Alertamos, porém conforme o próprio Gutierrez (2001), bem como Marcellino (2000b) e

Camargo (2003), que uma atividade de lazer não pressupõe necessariamente a consumação do

prazer.

Palavras Finais

De acordo com os dados apresentados e discutidos ao longo do estudo, percebemos que

as “historinhas” apresentam uma série de modelos de práticas sociais que são veiculadas através

do mundo das HQ de Maurício de Sousa, dentre elas, a do lazer.

No entanto, assim como nas pesquisas de estudiosos do lazer, as crianças também não

têm um consenso sobre o conceito de tal fenômeno.

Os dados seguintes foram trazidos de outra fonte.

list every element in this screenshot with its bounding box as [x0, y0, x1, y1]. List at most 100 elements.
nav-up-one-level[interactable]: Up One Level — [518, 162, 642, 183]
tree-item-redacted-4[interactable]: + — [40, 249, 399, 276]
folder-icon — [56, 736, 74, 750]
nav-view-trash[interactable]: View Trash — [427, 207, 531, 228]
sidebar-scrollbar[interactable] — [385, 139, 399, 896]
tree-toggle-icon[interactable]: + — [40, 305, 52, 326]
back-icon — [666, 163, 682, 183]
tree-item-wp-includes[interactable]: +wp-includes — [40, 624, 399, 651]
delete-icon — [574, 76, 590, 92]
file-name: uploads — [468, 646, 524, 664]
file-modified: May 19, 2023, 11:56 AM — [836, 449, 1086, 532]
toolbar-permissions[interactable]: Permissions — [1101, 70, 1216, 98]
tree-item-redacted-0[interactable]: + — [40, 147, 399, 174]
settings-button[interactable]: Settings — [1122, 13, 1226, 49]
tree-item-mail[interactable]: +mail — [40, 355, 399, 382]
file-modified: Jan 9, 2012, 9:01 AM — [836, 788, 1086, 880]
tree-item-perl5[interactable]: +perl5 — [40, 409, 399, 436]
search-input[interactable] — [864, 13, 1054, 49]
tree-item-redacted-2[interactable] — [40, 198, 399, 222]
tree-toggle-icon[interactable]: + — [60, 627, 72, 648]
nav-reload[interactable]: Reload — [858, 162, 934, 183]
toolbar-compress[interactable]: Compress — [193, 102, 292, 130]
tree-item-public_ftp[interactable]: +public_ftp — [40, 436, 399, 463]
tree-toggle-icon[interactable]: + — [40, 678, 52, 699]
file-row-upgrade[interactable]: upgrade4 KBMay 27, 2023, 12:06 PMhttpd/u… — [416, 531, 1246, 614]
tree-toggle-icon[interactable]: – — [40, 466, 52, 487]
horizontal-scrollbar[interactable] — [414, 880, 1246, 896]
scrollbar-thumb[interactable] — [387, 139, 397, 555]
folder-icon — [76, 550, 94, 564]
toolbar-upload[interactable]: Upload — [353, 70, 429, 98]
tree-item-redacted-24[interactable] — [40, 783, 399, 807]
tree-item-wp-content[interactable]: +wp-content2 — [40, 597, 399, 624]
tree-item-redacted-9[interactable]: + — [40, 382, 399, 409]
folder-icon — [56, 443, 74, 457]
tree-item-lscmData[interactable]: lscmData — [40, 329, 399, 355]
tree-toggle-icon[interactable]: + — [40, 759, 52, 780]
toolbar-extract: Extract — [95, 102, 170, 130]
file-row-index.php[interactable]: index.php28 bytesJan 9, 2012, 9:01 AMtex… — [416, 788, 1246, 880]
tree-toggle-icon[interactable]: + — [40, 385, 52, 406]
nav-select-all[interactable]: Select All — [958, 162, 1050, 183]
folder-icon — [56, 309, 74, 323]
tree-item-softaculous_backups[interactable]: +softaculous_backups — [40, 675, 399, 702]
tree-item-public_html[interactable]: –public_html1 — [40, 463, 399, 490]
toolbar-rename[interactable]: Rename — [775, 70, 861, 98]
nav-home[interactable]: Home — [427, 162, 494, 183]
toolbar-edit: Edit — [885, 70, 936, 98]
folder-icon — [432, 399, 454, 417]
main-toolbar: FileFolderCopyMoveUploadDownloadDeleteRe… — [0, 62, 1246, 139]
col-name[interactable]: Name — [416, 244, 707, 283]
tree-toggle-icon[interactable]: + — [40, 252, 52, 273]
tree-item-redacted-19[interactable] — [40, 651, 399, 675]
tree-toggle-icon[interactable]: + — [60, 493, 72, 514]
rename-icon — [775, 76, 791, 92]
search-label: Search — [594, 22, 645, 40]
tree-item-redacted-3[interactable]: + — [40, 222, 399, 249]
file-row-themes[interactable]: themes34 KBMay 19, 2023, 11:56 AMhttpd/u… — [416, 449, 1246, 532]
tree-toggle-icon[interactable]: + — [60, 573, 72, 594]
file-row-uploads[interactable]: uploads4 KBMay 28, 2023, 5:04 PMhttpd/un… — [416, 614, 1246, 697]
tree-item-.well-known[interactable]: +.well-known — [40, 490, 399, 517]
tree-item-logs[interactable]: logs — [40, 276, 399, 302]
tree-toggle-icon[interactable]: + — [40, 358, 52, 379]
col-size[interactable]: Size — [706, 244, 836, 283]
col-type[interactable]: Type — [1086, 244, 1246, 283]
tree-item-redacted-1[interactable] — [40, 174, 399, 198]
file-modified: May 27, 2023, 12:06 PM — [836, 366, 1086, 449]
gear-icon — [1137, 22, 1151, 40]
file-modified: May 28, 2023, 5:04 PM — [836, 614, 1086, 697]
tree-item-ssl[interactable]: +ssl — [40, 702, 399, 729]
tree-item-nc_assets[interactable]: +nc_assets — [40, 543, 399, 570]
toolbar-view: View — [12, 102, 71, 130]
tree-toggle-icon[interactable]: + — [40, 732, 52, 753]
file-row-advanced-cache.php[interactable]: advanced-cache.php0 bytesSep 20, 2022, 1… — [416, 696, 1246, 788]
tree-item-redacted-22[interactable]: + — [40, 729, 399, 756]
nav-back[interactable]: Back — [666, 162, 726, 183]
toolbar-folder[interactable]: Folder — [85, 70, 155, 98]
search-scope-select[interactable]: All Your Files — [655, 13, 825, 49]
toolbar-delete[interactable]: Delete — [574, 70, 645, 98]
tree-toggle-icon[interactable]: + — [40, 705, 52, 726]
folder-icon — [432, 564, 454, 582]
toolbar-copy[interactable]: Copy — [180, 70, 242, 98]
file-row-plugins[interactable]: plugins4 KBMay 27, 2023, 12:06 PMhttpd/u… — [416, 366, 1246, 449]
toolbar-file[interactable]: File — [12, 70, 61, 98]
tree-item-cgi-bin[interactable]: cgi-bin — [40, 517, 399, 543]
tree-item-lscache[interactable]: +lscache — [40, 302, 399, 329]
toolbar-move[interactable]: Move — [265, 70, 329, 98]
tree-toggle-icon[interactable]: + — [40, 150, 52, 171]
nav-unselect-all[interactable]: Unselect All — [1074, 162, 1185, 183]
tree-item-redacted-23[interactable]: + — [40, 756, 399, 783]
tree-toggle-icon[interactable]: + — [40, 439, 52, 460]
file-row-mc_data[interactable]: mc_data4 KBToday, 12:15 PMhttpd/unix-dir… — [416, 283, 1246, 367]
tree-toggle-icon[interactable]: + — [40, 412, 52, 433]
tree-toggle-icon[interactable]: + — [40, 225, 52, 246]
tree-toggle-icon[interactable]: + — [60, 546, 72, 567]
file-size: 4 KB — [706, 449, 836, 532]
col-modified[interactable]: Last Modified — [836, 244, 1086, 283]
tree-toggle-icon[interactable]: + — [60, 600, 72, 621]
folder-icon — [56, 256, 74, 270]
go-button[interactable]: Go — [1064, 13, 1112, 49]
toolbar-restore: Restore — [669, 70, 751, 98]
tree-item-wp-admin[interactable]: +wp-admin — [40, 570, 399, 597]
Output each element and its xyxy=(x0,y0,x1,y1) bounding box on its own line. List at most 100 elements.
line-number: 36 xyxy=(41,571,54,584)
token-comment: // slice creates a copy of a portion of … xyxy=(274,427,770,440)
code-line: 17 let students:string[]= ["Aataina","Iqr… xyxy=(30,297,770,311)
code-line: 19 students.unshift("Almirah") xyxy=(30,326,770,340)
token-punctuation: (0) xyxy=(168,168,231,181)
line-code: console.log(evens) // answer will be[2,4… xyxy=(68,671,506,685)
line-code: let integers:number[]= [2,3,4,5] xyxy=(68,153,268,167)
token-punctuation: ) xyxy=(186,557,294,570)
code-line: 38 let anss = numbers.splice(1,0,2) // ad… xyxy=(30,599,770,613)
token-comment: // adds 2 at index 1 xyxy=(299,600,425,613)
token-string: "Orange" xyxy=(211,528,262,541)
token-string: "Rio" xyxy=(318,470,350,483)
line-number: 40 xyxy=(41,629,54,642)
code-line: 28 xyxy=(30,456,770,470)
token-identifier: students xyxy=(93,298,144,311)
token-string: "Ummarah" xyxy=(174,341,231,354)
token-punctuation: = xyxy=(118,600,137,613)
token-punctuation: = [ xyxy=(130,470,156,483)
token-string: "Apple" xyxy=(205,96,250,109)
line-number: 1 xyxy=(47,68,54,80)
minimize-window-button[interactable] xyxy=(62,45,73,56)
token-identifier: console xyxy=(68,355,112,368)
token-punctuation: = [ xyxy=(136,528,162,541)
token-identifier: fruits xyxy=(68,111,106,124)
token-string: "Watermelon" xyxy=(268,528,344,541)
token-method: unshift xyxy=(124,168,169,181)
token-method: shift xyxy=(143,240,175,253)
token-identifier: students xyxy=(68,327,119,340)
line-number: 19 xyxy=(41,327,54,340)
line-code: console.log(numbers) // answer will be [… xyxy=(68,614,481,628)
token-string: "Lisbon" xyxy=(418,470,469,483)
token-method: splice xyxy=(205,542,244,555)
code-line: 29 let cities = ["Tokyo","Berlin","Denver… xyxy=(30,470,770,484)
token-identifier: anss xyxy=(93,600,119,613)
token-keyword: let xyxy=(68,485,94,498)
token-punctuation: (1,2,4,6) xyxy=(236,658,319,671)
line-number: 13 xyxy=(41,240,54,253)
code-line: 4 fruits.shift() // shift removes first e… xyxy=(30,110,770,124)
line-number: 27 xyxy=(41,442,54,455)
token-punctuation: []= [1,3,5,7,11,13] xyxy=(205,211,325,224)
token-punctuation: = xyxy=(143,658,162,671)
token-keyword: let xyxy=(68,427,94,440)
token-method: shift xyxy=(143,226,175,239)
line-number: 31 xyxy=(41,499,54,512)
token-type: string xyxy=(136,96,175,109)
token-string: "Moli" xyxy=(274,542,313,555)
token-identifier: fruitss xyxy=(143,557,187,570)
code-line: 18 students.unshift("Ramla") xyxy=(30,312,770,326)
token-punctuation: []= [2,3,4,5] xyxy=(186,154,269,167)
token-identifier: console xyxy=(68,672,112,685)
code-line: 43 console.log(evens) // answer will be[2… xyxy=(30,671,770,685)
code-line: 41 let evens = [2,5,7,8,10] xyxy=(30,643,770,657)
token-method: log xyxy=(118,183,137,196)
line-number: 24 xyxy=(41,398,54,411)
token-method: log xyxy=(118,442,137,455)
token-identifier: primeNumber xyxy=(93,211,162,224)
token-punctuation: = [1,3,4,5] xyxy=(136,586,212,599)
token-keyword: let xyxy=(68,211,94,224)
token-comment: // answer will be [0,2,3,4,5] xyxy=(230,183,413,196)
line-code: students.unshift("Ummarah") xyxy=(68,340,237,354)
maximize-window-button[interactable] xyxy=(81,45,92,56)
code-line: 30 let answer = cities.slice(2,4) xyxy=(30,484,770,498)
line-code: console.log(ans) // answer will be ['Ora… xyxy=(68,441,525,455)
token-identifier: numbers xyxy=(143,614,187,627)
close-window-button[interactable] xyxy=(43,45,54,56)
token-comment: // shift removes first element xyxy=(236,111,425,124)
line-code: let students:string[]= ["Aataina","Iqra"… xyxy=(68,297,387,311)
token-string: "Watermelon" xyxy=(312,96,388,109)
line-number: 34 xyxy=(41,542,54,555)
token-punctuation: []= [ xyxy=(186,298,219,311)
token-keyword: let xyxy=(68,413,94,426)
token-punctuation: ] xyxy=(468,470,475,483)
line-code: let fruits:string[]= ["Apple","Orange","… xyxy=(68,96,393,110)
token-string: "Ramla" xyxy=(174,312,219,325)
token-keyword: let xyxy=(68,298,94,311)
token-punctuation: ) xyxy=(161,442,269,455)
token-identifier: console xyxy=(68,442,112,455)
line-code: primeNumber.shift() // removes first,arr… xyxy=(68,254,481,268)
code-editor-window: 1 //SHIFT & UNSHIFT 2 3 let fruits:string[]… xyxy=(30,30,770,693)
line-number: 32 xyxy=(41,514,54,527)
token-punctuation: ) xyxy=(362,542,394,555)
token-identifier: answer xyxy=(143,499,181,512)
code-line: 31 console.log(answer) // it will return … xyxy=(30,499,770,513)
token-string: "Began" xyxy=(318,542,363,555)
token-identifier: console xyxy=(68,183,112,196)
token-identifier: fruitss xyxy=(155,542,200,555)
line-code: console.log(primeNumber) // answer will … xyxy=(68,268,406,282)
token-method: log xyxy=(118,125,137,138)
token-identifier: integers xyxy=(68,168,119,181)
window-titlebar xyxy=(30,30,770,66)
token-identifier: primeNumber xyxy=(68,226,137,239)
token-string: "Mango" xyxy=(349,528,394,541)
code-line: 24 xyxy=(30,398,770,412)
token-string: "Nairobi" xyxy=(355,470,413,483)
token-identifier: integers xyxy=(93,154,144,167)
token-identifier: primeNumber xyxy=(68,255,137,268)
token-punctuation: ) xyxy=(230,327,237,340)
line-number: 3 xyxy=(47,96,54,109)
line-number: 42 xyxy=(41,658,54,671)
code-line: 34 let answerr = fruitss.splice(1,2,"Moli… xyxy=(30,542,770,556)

De uma forma ou de outra, seja através da leitura ou da vivência de brincadeiras dos

personagens, a influência exercida pelas HQ na formação da compreensão do lazer é fortemente

influenciada. E, percebemos, através das entrevistas, que existem nas HQ mensagens e valores

que podem tanto ir no sentido da legitimação e continuidade da ordem socialmente estabelecida,

como favorecer a reflexão-ação crítica.

Nosso estudo reconhece e propõe que as revistas de HQ sejam também uma

possibilidade de material pedagógico, para educadores e/ou educadoras, a fim de possibilitar

reflexão, por parte das crianças, das próprias HQ, como também dos elementos constitutivos do

lazer, de maneira crítica e criativa.

De todo modo entendemos a necessidade de mais estudos dedicados a temática das HQ,

que carece de outros aprofundamentos.